Die SPECTRAL erhielt keine Antwort.
"Vielleicht ist der Mannschaft etwas zugestoßen", vermutete McGraves und holte das Schiff auf dem Bildschirm näher heran. "Sehen Sie die leichte Beschädigung an der Außenhülle? Das Schiff könnte angegriffen worden sein und mußte sich per Nottransition retten."
"Eine Nottransition?" Roy schluckte. "Dann hätte es theoretisch mitten in uns hineintransitieren können."
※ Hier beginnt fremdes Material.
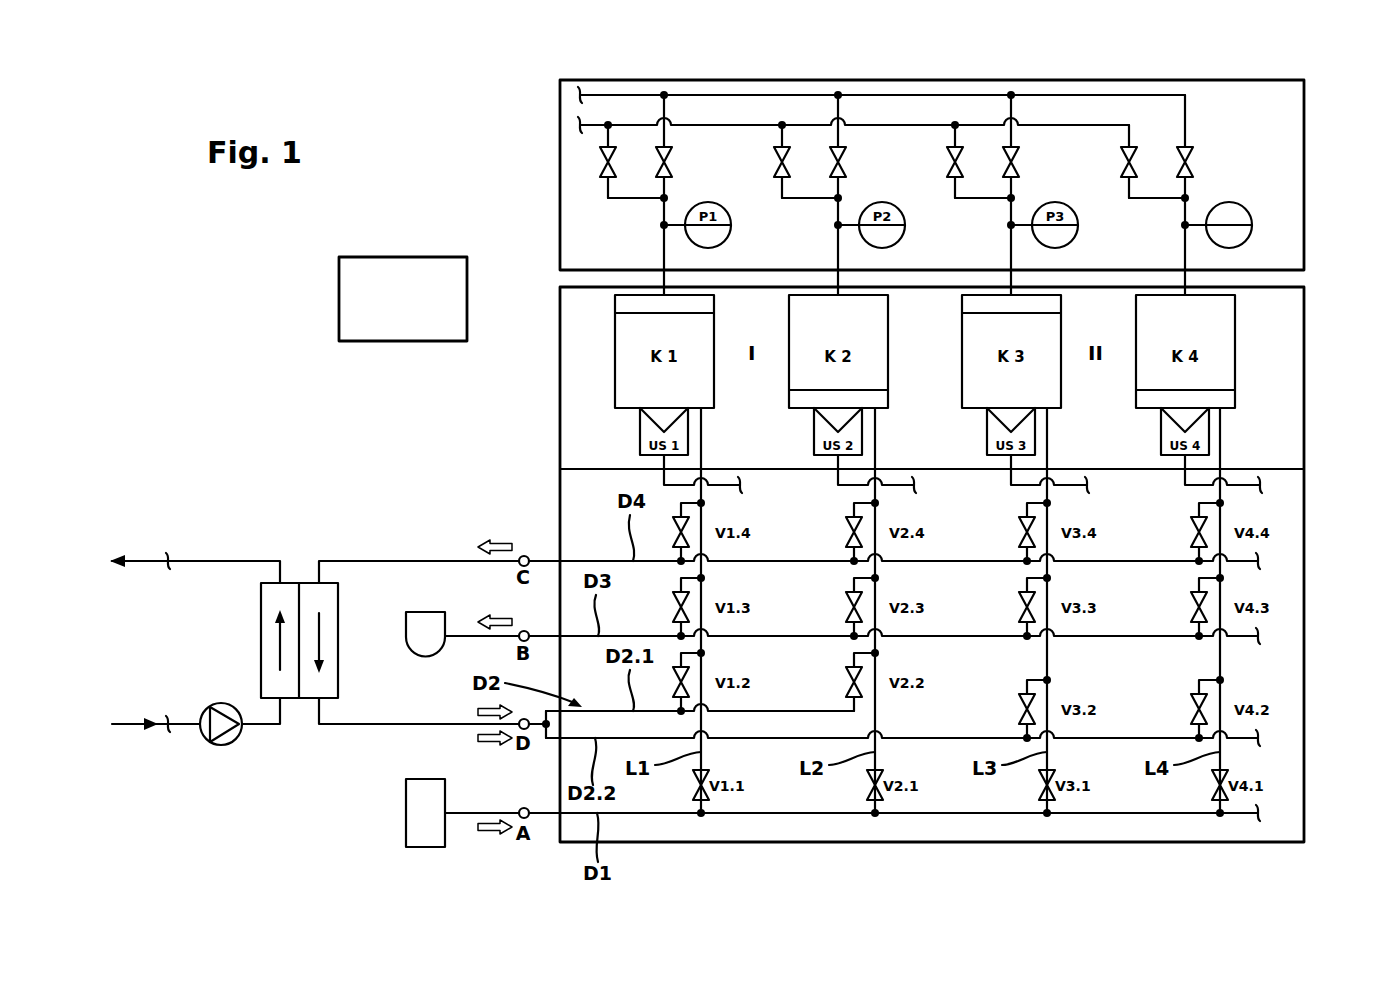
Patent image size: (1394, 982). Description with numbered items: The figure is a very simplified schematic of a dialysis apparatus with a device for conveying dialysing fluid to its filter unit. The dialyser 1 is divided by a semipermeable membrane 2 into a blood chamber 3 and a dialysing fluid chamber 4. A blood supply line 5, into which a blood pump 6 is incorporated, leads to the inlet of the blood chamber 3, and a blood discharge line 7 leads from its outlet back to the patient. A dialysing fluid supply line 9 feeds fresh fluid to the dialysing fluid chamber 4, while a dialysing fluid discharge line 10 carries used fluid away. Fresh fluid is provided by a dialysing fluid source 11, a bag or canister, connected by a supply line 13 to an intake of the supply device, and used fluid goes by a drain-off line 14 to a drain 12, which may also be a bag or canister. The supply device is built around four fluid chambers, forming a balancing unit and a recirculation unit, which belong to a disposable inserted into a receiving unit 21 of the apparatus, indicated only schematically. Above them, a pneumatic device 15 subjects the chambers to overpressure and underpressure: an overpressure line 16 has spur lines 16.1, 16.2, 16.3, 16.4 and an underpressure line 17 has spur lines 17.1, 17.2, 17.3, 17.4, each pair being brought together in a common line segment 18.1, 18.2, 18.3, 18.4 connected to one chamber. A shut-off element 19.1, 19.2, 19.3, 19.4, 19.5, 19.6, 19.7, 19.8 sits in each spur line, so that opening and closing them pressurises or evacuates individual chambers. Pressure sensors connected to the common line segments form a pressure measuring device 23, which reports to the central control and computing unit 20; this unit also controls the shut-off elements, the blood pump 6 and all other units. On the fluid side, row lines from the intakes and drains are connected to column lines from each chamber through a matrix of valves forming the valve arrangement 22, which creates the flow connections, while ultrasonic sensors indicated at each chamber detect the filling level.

The dialyser 1 is at (303, 576).
The semipermeable membrane 2 is at (300, 600).
The blood chamber 3 is at (270, 640).
The dialysing fluid chamber 4 is at (330, 640).
The blood supply line 5 is at (262, 724).
The blood pump 6 is at (228, 742).
The blood discharge line 7 is at (225, 561).
The dialysing fluid supply line 9 is at (378, 561).
The dialysing fluid discharge line 10 is at (378, 724).
The dialysing fluid source 11 is at (415, 828).
The drain 12 is at (425, 645).
The supply line 13 is at (470, 812).
The drain-off line 14 is at (465, 636).
The pneumatic device 15 is at (1304, 132).
The pressure line 16 is at (717, 95).
The pressure line 17 is at (732, 125).
The spur line 16.1 is at (667, 133).
The spur line 16.2 is at (841, 133).
The spur line 16.3 is at (1014, 133).
The spur line 16.4 is at (1188, 133).
The spur line 17.1 is at (636, 198).
The spur line 17.2 is at (810, 198).
The spur line 17.3 is at (983, 198).
The spur line 17.4 is at (1157, 198).
The common line segment 18.1 is at (665, 258).
The common line segment 18.2 is at (839, 258).
The common line segment 18.3 is at (1012, 258).
The common line segment 18.4 is at (1186, 258).
The shut-off element 19.1 is at (600, 165).
The shut-off element 19.2 is at (670, 165).
The shut-off element 19.3 is at (774, 165).
The shut-off element 19.4 is at (844, 165).
The shut-off element 19.5 is at (947, 165).
The shut-off element 19.6 is at (1017, 165).
The shut-off element 19.7 is at (1121, 165).
The shut-off element 19.8 is at (1191, 165).
The central control and computing unit 20 is at (402, 322).
The receiving unit 21 is at (1304, 369).
The valve arrangement 22 is at (1304, 689).
The pressure measuring device 23 is at (1248, 216).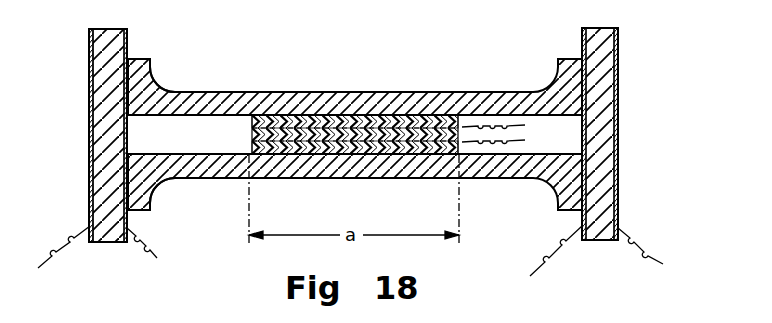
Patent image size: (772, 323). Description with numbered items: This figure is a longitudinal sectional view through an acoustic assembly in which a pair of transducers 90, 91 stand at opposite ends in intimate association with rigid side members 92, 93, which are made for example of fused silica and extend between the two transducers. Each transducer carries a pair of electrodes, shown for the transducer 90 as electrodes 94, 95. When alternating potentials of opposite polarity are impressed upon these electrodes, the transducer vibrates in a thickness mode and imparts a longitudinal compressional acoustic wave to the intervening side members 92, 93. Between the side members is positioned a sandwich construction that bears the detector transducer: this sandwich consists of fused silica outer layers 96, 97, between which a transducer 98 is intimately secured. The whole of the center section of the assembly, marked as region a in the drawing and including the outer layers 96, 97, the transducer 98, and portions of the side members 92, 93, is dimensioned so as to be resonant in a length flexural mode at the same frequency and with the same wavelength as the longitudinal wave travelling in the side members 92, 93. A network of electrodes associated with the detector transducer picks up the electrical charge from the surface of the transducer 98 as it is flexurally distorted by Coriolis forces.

The transducer 90 is at (92, 184).
The transducer 91 is at (608, 201).
The rigid side member 92 is at (209, 93).
The rigid side member 93 is at (193, 180).
The electrode 94 is at (90, 52).
The electrode 95 is at (128, 64).
The fused silica outer layer 96 is at (305, 124).
The fused silica outer layer 97 is at (302, 157).
The transducer 98 is at (252, 142).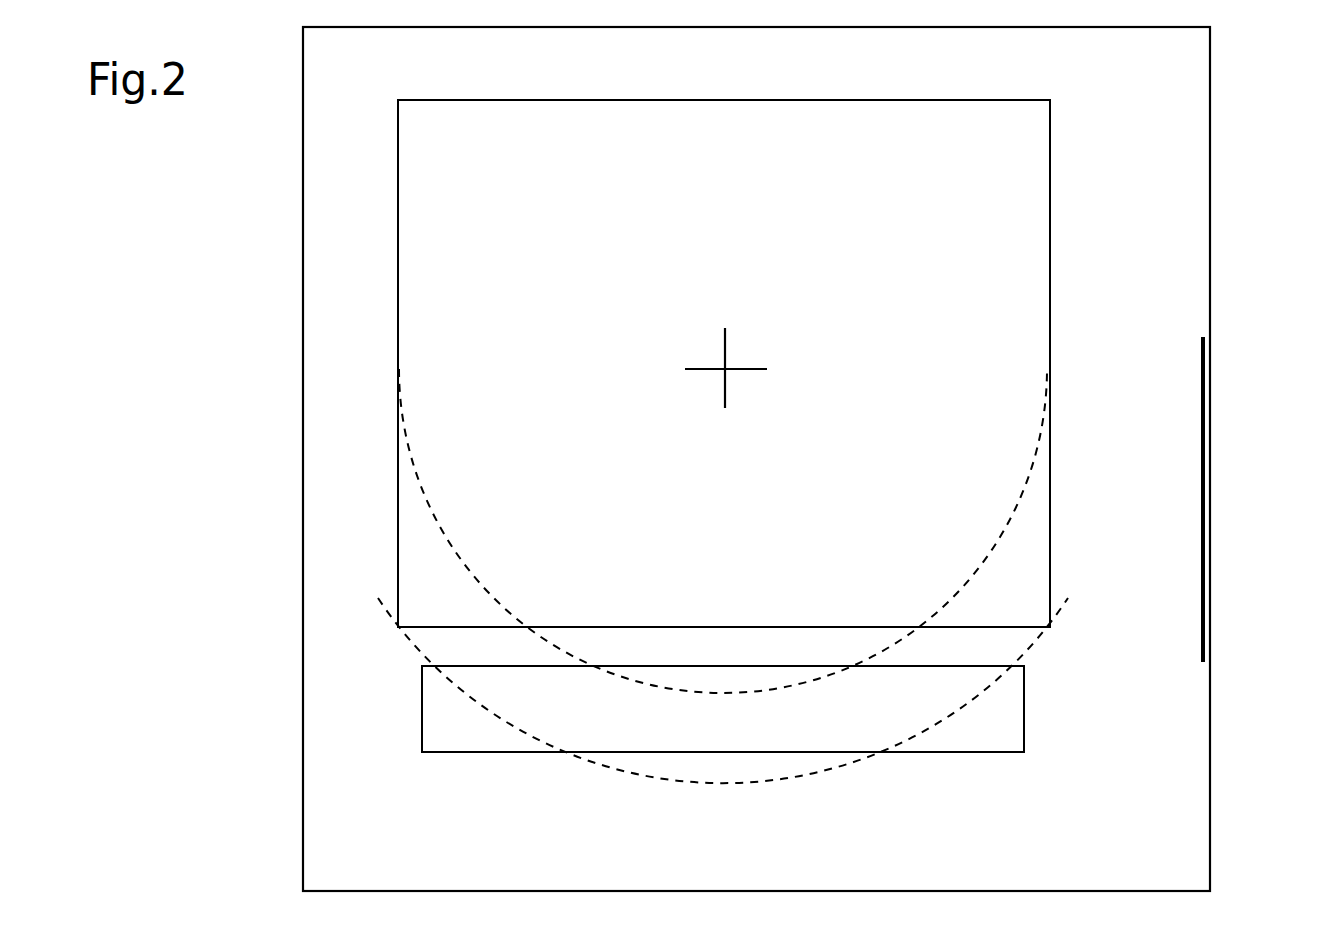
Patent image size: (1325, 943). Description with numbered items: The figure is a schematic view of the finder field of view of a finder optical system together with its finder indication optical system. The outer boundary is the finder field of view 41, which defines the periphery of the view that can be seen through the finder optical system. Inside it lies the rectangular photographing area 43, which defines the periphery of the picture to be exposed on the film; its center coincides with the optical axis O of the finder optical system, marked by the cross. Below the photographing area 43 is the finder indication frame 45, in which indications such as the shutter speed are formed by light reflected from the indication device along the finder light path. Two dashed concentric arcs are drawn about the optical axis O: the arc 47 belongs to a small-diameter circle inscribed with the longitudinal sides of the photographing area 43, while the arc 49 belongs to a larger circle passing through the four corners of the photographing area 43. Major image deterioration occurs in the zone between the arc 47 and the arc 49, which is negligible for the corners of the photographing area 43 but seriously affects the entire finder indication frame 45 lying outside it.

McGraves ließ das Schiff abtasten.
"Das ist kein Flottenraumer", stellte er nachdenklich fest. "Dieses Schiff befand sich noch nie in terranischer Hand."
"Begreife ich nicht", gab Roy Vegas offen zu. "Meine Kenntnisse über die Giantinvasion beziehe ich zwar nur aus schriftlichen Unterlagen und Augenzeugenberichten, aber soweit mir bekannt ist, wurden die erbeuteten ehemaligen Giantschiffe samt und sonders auf menschliche Bedürfnisse umgerüstet und in den Dienst der TF gestellt. Übrig blieb eine unbekannte Zahl führungslos im Weltall treibender Schiffe, die nach und nach eingesammelt werden. Dies hier ist kein Treibgut."
"Richtig, sonst hätte es niemals transitieren können", bestätigte McGraves. "Sämtliche Funktionen sind in Betrieb. Aber es ist niemand an Bord, zumindest kein lebendes Wesen."
"Dann wird es entweder von Robotern gesteuert oder…"
"Oder?"
"Wie schon gesagt, Chester, meine Kenntnisse über die Giants sind nicht gerade umwerfend. Verfügten sie über Vorrichtungen, mit denen sie die Sensoren anderer Schiffe austricksen konnten?"